Using Kubernetes to scale our infrastructure

Using Kubernetes to scale our infrastructure

Codavel Performance Service is built on top of our core technology, Bolina, a mobile-first network protocol. Apart from delivering the best network experience possible to all our users, our main goal is to make our protocol as easy to use as HTTP, so that it can be integrated into any service in a few minutes. 

For us, this meant creating a mobile SDK that requires only a few lines of code to enable Bolina on any Android or iOS app, and a server cluster that not only can be quickly deployed into any infrastructure but is also able to scale, so that it can cope with the millions of requests per seconds we aim to serve. And while the old-school engineer that lies in me glows with the beeps thrown by a physical computer booting up or 1000+ lines of custom installation scripts, large scale deployments should definitely make use of automated workflows. In the following paragraphs I will explain why we choose Kubernetes to help us with that.

Our Service, the ins and outs

But first let me explain the basics of how we designed our integration of the Bolina Protocol with HTTP:

When the Client enables our mobile SDK, it starts intercepting all the configured HTTP requests made by the App, and redirects them to a local service running on the device, managed by our SDK. This service is responsible for translating those requests into our Bolina Protocol, and sending them to our servers through a secure Bolina connection. The Bolina server is responsible for almost the opposite operation, as it processes the Bolina requests and translates them back into HTTP. Then, it fetches the resource from the Content Server, as a regular HTTP client would, and sends the data back to Client through the same Bolina connection. Pretty simple, right?

And while establishing a connection between a client and one specific server is pretty straightforward, as the number of clients that use our service increases a few more challenges arise:

  • How do we know how many clients each server should handle simultaneously?
  • How do the clients know to which server should they connect to?
  • How do we scale the number of servers when needed?

 

With these questions in mind, the first thing we tackled was finding a way to detect the capacity of each server. Performance is at the core of any communication protocol and Bolina is no different, so we had to ensure that all the effort we put in making Bolina as fast as we could was not being limited by external (protocol-speaking) bottlenecks, such as the number of open connections or lack of resources to perform all the required tasks.

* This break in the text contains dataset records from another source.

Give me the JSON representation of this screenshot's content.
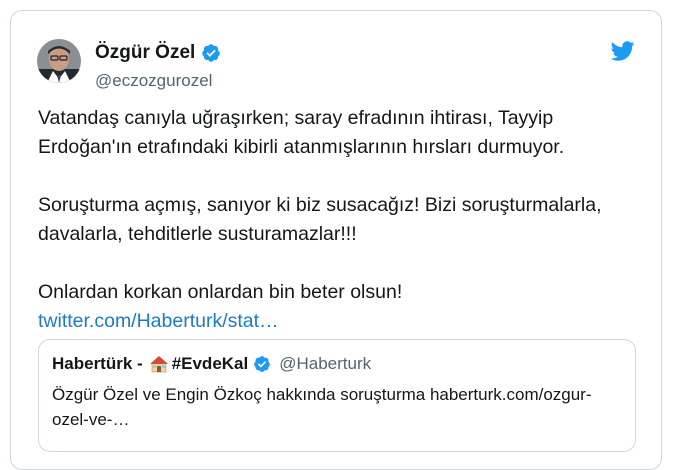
{
  "tweet": {
    "display_name": "Özgür Özel",
    "handle": "@eczozgurozel",
    "paragraphs": [
      "Vatandaş canıyla uğraşırken; saray efradının ihtirası, Tayyip Erdoğan'ın etrafındaki kibirli atanmışlarının hırsları durmuyor.",
      "Soruşturma açmış, sanıyor ki biz susacağız! Bizi soruşturmalarla, davalarla, tehditlerle susturamazlar!!!",
      "Onlardan korkan onlardan bin beter olsun!"
    ],
    "link_text": "twitter.com/Haberturk/stat…",
    "icons": {
      "verified": "verified-badge-icon",
      "brand": "twitter-bird-icon"
    },
    "colors": {
      "verified": "#1d9bf0",
      "brand": "#1d9bf0",
      "link": "#1b7bc6"
    }
  },
  "quoted": {
    "display_name_prefix": "Habertürk - ",
    "hashtag": "#EvdeKal",
    "handle": "@Haberturk",
    "text": "Özgür Özel ve Engin Özkoç hakkında soruşturma haberturk.com/ozgur-ozel-ve-…",
    "emoji_icon": "house-emoji-icon"
  }
}
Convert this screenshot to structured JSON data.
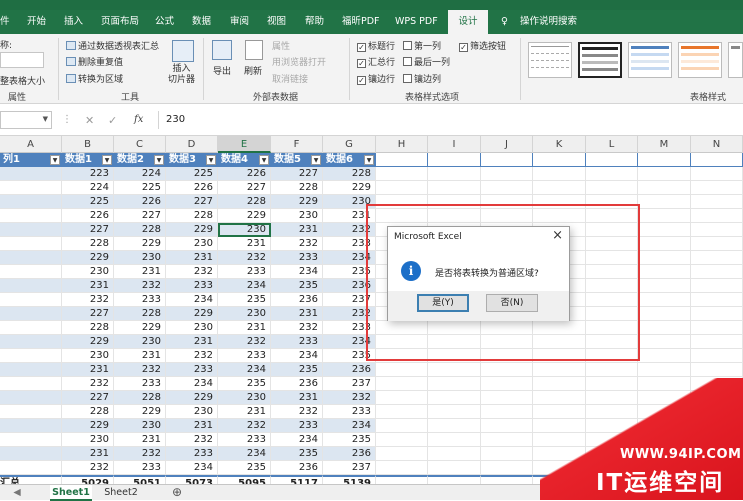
{
  "tabs": [
    {
      "label": "件"
    },
    {
      "label": "开始"
    },
    {
      "label": "插入"
    },
    {
      "label": "页面布局"
    },
    {
      "label": "公式"
    },
    {
      "label": "数据"
    },
    {
      "label": "审阅"
    },
    {
      "label": "视图"
    },
    {
      "label": "帮助"
    },
    {
      "label": "福昕PDF"
    },
    {
      "label": "WPS PDF"
    },
    {
      "label": "设计"
    }
  ],
  "tell_me": "操作说明搜索",
  "ribbon": {
    "props": {
      "name_label": "称:",
      "resize": "整表格大小",
      "group": "属性"
    },
    "tools": {
      "pivot": "通过数据透视表汇总",
      "dedupe": "删除重复值",
      "convert": "转换为区域",
      "slicer": "插入\n切片器",
      "group": "工具"
    },
    "external": {
      "export": "导出",
      "refresh": "刷新",
      "properties": "属性",
      "open_browser": "用浏览器打开",
      "unlink": "取消链接",
      "group": "外部表数据"
    },
    "options": {
      "header_row": "标题行",
      "total_row": "汇总行",
      "banded_rows": "镶边行",
      "first_col": "第一列",
      "last_col": "最后一列",
      "banded_cols": "镶边列",
      "filter_btn": "筛选按钮",
      "group": "表格样式选项"
    },
    "styles": {
      "group": "表格样式"
    }
  },
  "formula": {
    "fx": "fx",
    "value": "230"
  },
  "columns": [
    "A",
    "B",
    "C",
    "D",
    "E",
    "F",
    "G",
    "H",
    "I",
    "J",
    "K",
    "L",
    "M",
    "N"
  ],
  "selected_column": "E",
  "headers": [
    "列1",
    "数据1",
    "数据2",
    "数据3",
    "数据4",
    "数据5",
    "数据6"
  ],
  "rows": [
    [
      223,
      224,
      225,
      226,
      227,
      228
    ],
    [
      224,
      225,
      226,
      227,
      228,
      229
    ],
    [
      225,
      226,
      227,
      228,
      229,
      230
    ],
    [
      226,
      227,
      228,
      229,
      230,
      231
    ],
    [
      227,
      228,
      229,
      230,
      231,
      232
    ],
    [
      228,
      229,
      230,
      231,
      232,
      233
    ],
    [
      229,
      230,
      231,
      232,
      233,
      234
    ],
    [
      230,
      231,
      232,
      233,
      234,
      235
    ],
    [
      231,
      232,
      233,
      234,
      235,
      236
    ],
    [
      232,
      233,
      234,
      235,
      236,
      237
    ],
    [
      227,
      228,
      229,
      230,
      231,
      232
    ],
    [
      228,
      229,
      230,
      231,
      232,
      233
    ],
    [
      229,
      230,
      231,
      232,
      233,
      234
    ],
    [
      230,
      231,
      232,
      233,
      234,
      235
    ],
    [
      231,
      232,
      233,
      234,
      235,
      236
    ],
    [
      232,
      233,
      234,
      235,
      236,
      237
    ],
    [
      227,
      228,
      229,
      230,
      231,
      232
    ],
    [
      228,
      229,
      230,
      231,
      232,
      233
    ],
    [
      229,
      230,
      231,
      232,
      233,
      234
    ],
    [
      230,
      231,
      232,
      233,
      234,
      235
    ],
    [
      231,
      232,
      233,
      234,
      235,
      236
    ],
    [
      232,
      233,
      234,
      235,
      236,
      237
    ]
  ],
  "total_label": "汇总",
  "totals": [
    5029,
    5051,
    5073,
    5095,
    5117,
    5139
  ],
  "sheets": [
    "Sheet1",
    "Sheet2"
  ],
  "dialog": {
    "title": "Microsoft Excel",
    "message": "是否将表转换为普通区域?",
    "yes": "是(Y)",
    "no": "否(N)"
  },
  "watermark": {
    "url": "WWW.94IP.COM",
    "name": "IT运维空间"
  },
  "colors": {
    "excel_green": "#217346",
    "table_header": "#4f81bd",
    "band": "#dce6f1",
    "highlight_red": "#e23b3b"
  }
}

One common solution is to monitor the Instance’s CPU and/or memory usage and evaluate if the measured values are under a certain threshold. But as we have full control of the entire process running on the server, we felt that we could include a few more metrics, such as the number of bytes processed, the number of requests per second, even the processing time of each event of the process’s main loop, and so on. This allowed us to have a higher granularity about each server availability and, most importantly, to quickly detect if a server was reaching its maximum capacity and avoid that server from increasing the number of open Bolina connections.

Based on these metrics, we divided the Bolina Server availability into three different stages:

  • Available: Server  is below its capacity, and is ready to accept new clients.
  • Warning: Server is reaching its maximum capacity, and it should not accept new clients in order to stabilize its usage and avoid getting into the Critical stage.
  • Critical: Server is above its capacity, and the overall performance could be affected. It should stop receiving traffic until it drops at least to a Warning stage.

But how to know which servers are running?

After guaranteeing that each Bolina Server could accurately determine its availability, the next step was to aggregate that information into a service that another entity, such as a load balancer, could query and be able not only to get a list of available servers, but to determine which one would be more suitable to receive a new client. 

Let’s take the following JSON as an example of the information that a load balancer could receive: 

[
   {
       "Address": {
           "IP": "1.2.3.4",
           "Port": {
           "TCP": 9001,
           "UDP": 9002
           }
       },
       "Metadata": {
           "ServerID": "805390934",
           "Status": "available"
       }
   },
   {
       "Address": {
           "IP": "5.6.7.8",
           "Port": {
           "TCP": 9001,
           "UDP": 9002
           }
       },
       "Metadata": {
           "ServerID": "202130133",
           "Status": "warning"
       }
   }

Based on this information, the Load Balancer knows that there are two Bolina Servers running, and that one of them is in the “Warning” state. If a client opened a new connection at this stage, the decision should be to redirect it to the server “805390934”, with the address 1.2.3.4, since it has more capacity than the other.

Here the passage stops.